Before you vegans go off seething with anger, try reading “Vegetarian Myth” (written by a vegan), “Nourishing Traditions” and “Omnivore’s Dilemma”. They will rock your world, and point out, if nothing else, that the most long-lived populations of the world, with the best dental and bone structures, lowest rates of heart disease, diabetes and cancer are NOT vegans… they consistently ate/eat milk products (usually yogurt and/or other cultured products). And where do milk products come from? Not carrots.
And the health benefits of animal fats…
corporate interests have led us to believe they are harmful. Far more harmful are vegetable fats. Just look at the Inuit – no heart disease from a steady diet of marine mammals and fish. Now, with the introduction of processed foods with vegetable fats…epidemic heart disease and diabetes. Just one of many examples of meat eating cultures that thrive on traditional meat diets and very little vegetable matter.
Animals should certainly be treated respectfully. And I know that there is the question of whether killing is respectful. But if you want to remove yourself from that equation, you’ll need to build yourself a rocket and find a different planet, with an entirely different way of producing food. Because no matter how you slice it, animals are affected by our consumption of food on this planet. But they are also incredible providers to the cycle of life on earth. You can’t just put them into a big field on one side of the world, with humans on the other. Would that be ‘natural’?
Ask yourself, really ask yourself? What is my disdain for meat-eating? I think you’ll find it is far more about culture than it is about nature.
Wow, it sounds like Julia really knows what she is talking about.
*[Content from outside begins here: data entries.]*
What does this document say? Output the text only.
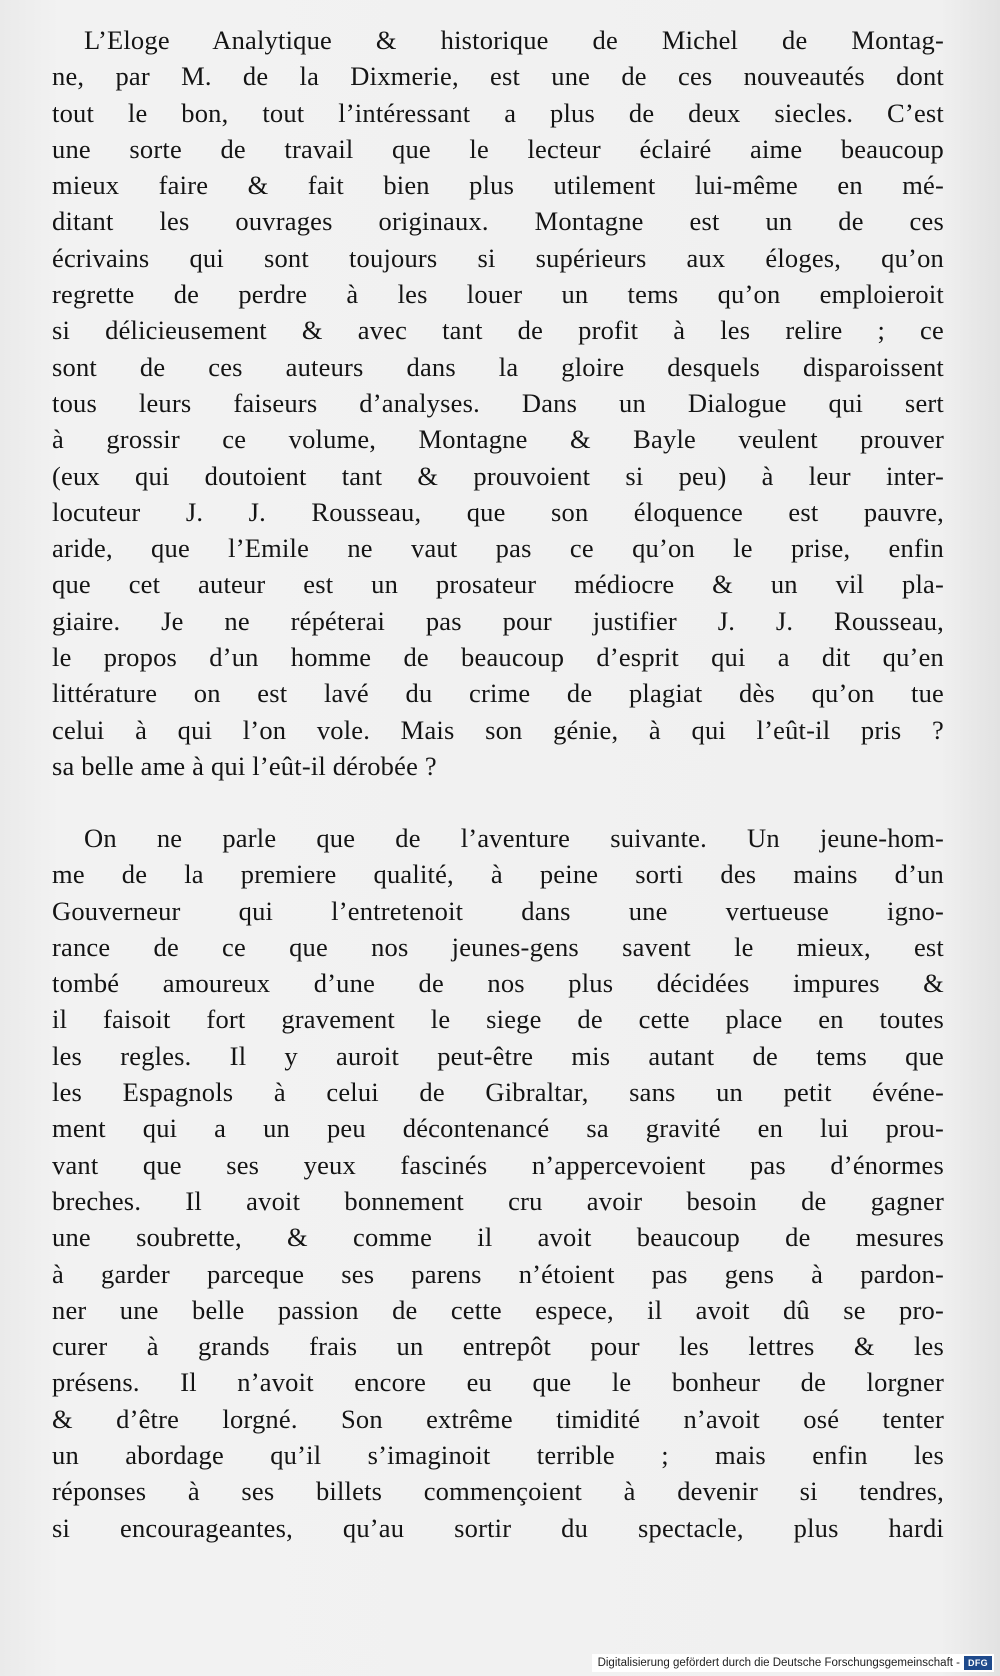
L’Eloge Analytique & historique de Michel de Montag-
ne, par M. de la Dixmerie, est une de ces nouveautés dont
tout le bon, tout l’intéressant a plus de deux siecles. C’est
une sorte de travail que le lecteur éclairé aime beaucoup
mieux faire & fait bien plus utilement lui-même en mé-
ditant les ouvrages originaux. Montagne est un de ces
écrivains qui sont toujours si supérieurs aux éloges, qu’on
regrette de perdre à les louer un tems qu’on emploieroit
si délicieusement & avec tant de profit à les relire ; ce
sont de ces auteurs dans la gloire desquels disparoissent
tous leurs faiseurs d’analyses. Dans un Dialogue qui sert
à grossir ce volume, Montagne & Bayle veulent prouver
(eux qui doutoient tant & prouvoient si peu) à leur inter-
locuteur J. J. Rousseau, que son éloquence est pauvre,
aride, que l’Emile ne vaut pas ce qu’on le prise, enfin
que cet auteur est un prosateur médiocre & un vil pla-
giaire. Je ne répéterai pas pour justifier J. J. Rousseau,
le propos d’un homme de beaucoup d’esprit qui a dit qu’en
littérature on est lavé du crime de plagiat dès qu’on tue
celui à qui l’on vole. Mais son génie, à qui l’eût-il pris ?
sa belle ame à qui l’eût-il dérobée ?
On ne parle que de l’aventure suivante. Un jeune-hom-
me de la premiere qualité, à peine sorti des mains d’un
Gouverneur qui l’entretenoit dans une vertueuse igno-
rance de ce que nos jeunes-gens savent le mieux, est
tombé amoureux d’une de nos plus décidées impures &
il faisoit fort gravement le siege de cette place en toutes
les regles. Il y auroit peut-être mis autant de tems que
les Espagnols à celui de Gibraltar, sans un petit événe-
ment qui a un peu décontenancé sa gravité en lui prou-
vant que ses yeux fascinés n’appercevoient pas d’énormes
breches. Il avoit bonnement cru avoir besoin de gagner
une soubrette, & comme il avoit beaucoup de mesures
à garder parceque ses parens n’étoient pas gens à pardon-
ner une belle passion de cette espece, il avoit dû se pro-
curer à grands frais un entrepôt pour les lettres & les
présens. Il n’avoit encore eu que le bonheur de lorgner
& d’être lorgné. Son extrême timidité n’avoit osé tenter
un abordage qu’il s’imaginoit terrible ; mais enfin les
réponses à ses billets commençoient à devenir si tendres,
si encourageantes, qu’au sortir du spectacle, plus hardi
Digitalisierung gefördert durch die Deutsche Forschungsgemeinschaft - DFG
No wonder people stopped commenting on this post, she just nailed it… end of discussion. I’d say between the arguments presented by Angela in this post and by Julia in her comment this debate is pretty much over.
hey! kind of late to the party, but I agree that hunting is extremely beneficial (I’m writing a research paper on it now) and as long as you do everything as humanely and are rule abiding, like you said, it is perfectly fine. Hunting helps with population control and increases economic profit. You and your family are using every bit of the meat and skin you can which is what you should do, so go you. I think that’s awesome. It’s better to know exactly where the meat came from and that it was properly executed. Most people who are against it haven’t done their research!